![]() Riot police use water cannons to disperse “Hope Bus” protesters on a Busan street Saturday night. About 4,000 labor activists and civic group members gathered in the country’s largest port city for a fifth protest against massive layoffs by Hanjin Heavy Industries and Construction. Korea Times |
By Kim Tae-jong
During an operation to disperse thousands of participants of a rally in Busan in support of dismissed shipbuilding workers, police apprehended 59 protestors, Sunday.
About 4,000 labor activists, civic group members and citizens gathered in the country’s largest port city to join the fifth round of the “Hope Bus” campaign to oppose massive layoffs by Hanjin Heavy Industries and Construction (HHIC).

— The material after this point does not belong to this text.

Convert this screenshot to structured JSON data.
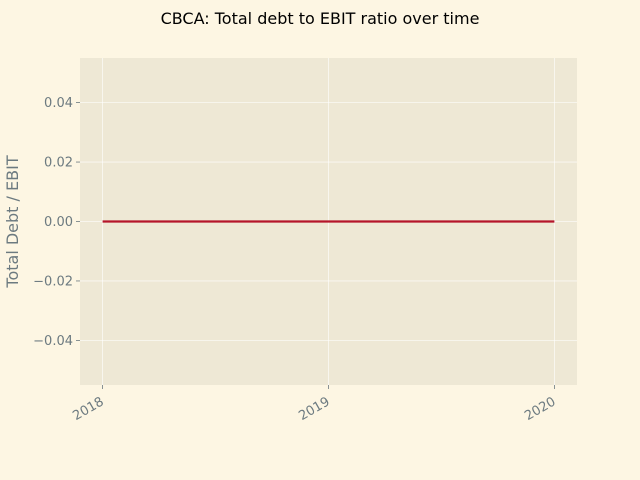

Police fired water cannons on the crowds as they attempted to march toward the company’s Yeongdo shipyard on Saturday night. When the march was blocked, protestors moved to BIFF Sqaure in Nampo-dong and continued the rally by holding various cultural events until Sunday morning.
It was the latest clash between Hope Bus protesters and riot police.

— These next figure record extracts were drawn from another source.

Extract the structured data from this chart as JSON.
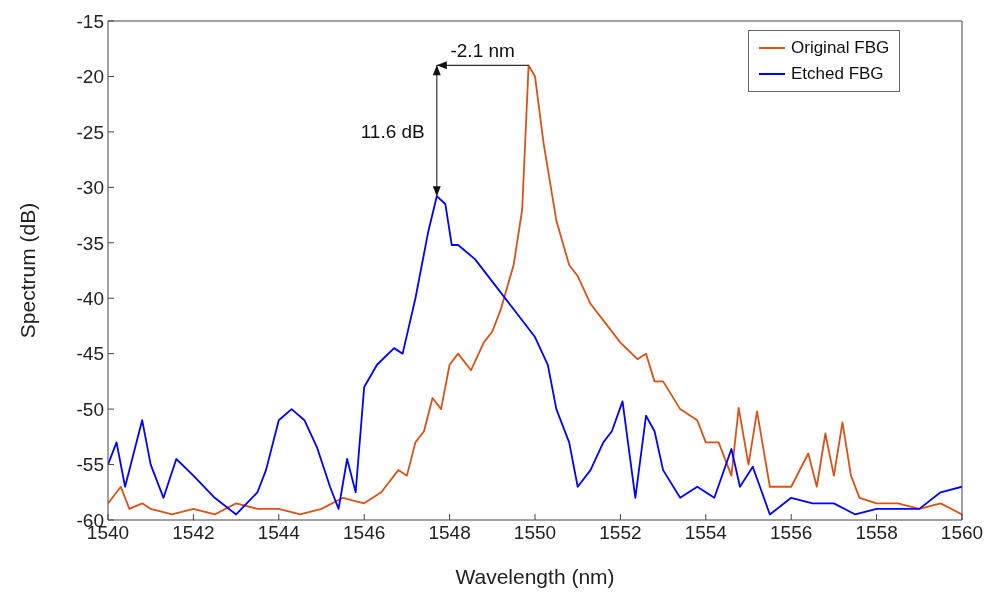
{
  "chart_data": {
    "type": "line",
    "xlabel": "Wavelength (nm)",
    "ylabel": "Spectrum (dB)",
    "xlim": [
      1540,
      1560
    ],
    "xticks": [
      1540,
      1542,
      1544,
      1546,
      1548,
      1550,
      1552,
      1554,
      1556,
      1558,
      1560
    ],
    "ylim": [
      -60,
      -15
    ],
    "yticks": [
      -60,
      -55,
      -50,
      -45,
      -40,
      -35,
      -30,
      -25,
      -20,
      -15
    ],
    "legend": "top right",
    "marker": "none",
    "line_style": "solid",
    "annotations": [
      {
        "text": "-2.1 nm",
        "x": 1549.85,
        "y": -19
      },
      {
        "text": "11.6 dB",
        "x": 1547.7,
        "y": -30.8
      }
    ],
    "series": [
      {
        "name": "Original FBG",
        "color": "#d95319",
        "x": [
          1540,
          1540.3,
          1540.5,
          1540.8,
          1541,
          1541.5,
          1542,
          1542.5,
          1543,
          1543.5,
          1544,
          1544.5,
          1545,
          1545.5,
          1546,
          1546.4,
          1546.8,
          1547,
          1547.2,
          1547.4,
          1547.6,
          1547.8,
          1548,
          1548.2,
          1548.5,
          1548.8,
          1549,
          1549.2,
          1549.5,
          1549.7,
          1549.85,
          1550,
          1550.2,
          1550.5,
          1550.8,
          1551,
          1551.3,
          1551.6,
          1552,
          1552.4,
          1552.6,
          1552.8,
          1553,
          1553.4,
          1553.8,
          1554,
          1554.3,
          1554.6,
          1554.77,
          1555,
          1555.2,
          1555.5,
          1556,
          1556.4,
          1556.6,
          1556.8,
          1557,
          1557.2,
          1557.4,
          1557.6,
          1558,
          1558.5,
          1559,
          1559.5,
          1560
        ],
        "values": [
          -58.5,
          -57,
          -59,
          -58.5,
          -59,
          -59.5,
          -59,
          -59.5,
          -58.5,
          -59,
          -59,
          -59.5,
          -59,
          -58,
          -58.5,
          -57.5,
          -55.5,
          -56,
          -53,
          -52,
          -49,
          -50,
          -46,
          -45,
          -46.5,
          -44,
          -43,
          -41,
          -37,
          -32,
          -19,
          -20,
          -26,
          -33,
          -37,
          -38,
          -40.5,
          -42,
          -44,
          -45.5,
          -45,
          -47.5,
          -47.5,
          -50,
          -51,
          -53,
          -53,
          -56,
          -49.9,
          -55,
          -50.2,
          -57,
          -57,
          -54,
          -57,
          -52.2,
          -56,
          -51.2,
          -56,
          -58,
          -58.5,
          -58.5,
          -59,
          -58.5,
          -59.5
        ]
      },
      {
        "name": "Etched FBG",
        "color": "#0000ff",
        "x": [
          1540,
          1540.2,
          1540.4,
          1540.8,
          1541,
          1541.3,
          1541.6,
          1542,
          1542.5,
          1543,
          1543.5,
          1543.7,
          1544,
          1544.3,
          1544.6,
          1544.9,
          1545.2,
          1545.4,
          1545.6,
          1545.8,
          1546,
          1546.3,
          1546.7,
          1546.9,
          1547.2,
          1547.5,
          1547.7,
          1547.9,
          1548.05,
          1548.2,
          1548.6,
          1549,
          1549.5,
          1550,
          1550.3,
          1550.5,
          1550.8,
          1551,
          1551.3,
          1551.6,
          1551.8,
          1552.05,
          1552.35,
          1552.6,
          1552.8,
          1553,
          1553.4,
          1553.8,
          1554.2,
          1554.6,
          1554.8,
          1555.1,
          1555.5,
          1556,
          1556.5,
          1557,
          1557.5,
          1558,
          1559,
          1559.5,
          1560
        ],
        "values": [
          -55,
          -53,
          -57,
          -51,
          -55,
          -58,
          -54.5,
          -56,
          -58,
          -59.5,
          -57.5,
          -55.5,
          -51,
          -50,
          -51,
          -53.5,
          -57,
          -59,
          -54.5,
          -57.5,
          -48,
          -46,
          -44.5,
          -45,
          -40,
          -34,
          -30.8,
          -31.5,
          -35.2,
          -35.2,
          -36.5,
          -38.5,
          -41,
          -43.5,
          -46,
          -50,
          -53,
          -57,
          -55.5,
          -53,
          -52,
          -49.3,
          -58,
          -50.6,
          -52,
          -55.5,
          -58,
          -57,
          -58,
          -53.6,
          -57,
          -55.2,
          -59.5,
          -58,
          -58.5,
          -58.5,
          -59.5,
          -59,
          -59,
          -57.5,
          -57
        ]
      }
    ]
  }
}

Officers said the apprehension was in line with its strict stance against illegal protests.
“Demonstrators illegally occupied the streets, and we also had to send them away as they could collide with members of conservative civic groups who opposed the Hope Bus campaign,” a police officer said.
In protest demonstrators claimed that the rally was legally registered and they simply tried to go on a peaceful march to the shipyard and meet a female activist who has been holding a sit-in atop a giant crane since January.
“The police ruthlessly suppressed the peaceful march, and they even used tear gas during the crackdown, and many demonstrators got injured,” a campaign organizer said.
Through the campaign, protestors have demanded the company withdraw its layoff plan and expressed their support for the female activist Kim Jin-suk, who hasn’t moved from the 35-meter-high point of a giant crane at the company’s shipyard in Yeongdo.
They also demanded the firm’s Chairman Cho Nam-ho sincerely accept an arbitration proposal by the National Assembly’s Environment and Labor Affairs Committee.
Lawmakers Friday requested Cho to re-hire all the dismissed workers during a parliamentary hearing.
“The negotiation between the labor union and management should be soon held to solve this problem, and we hope Cho will be held responsible,” the campaign organizer said.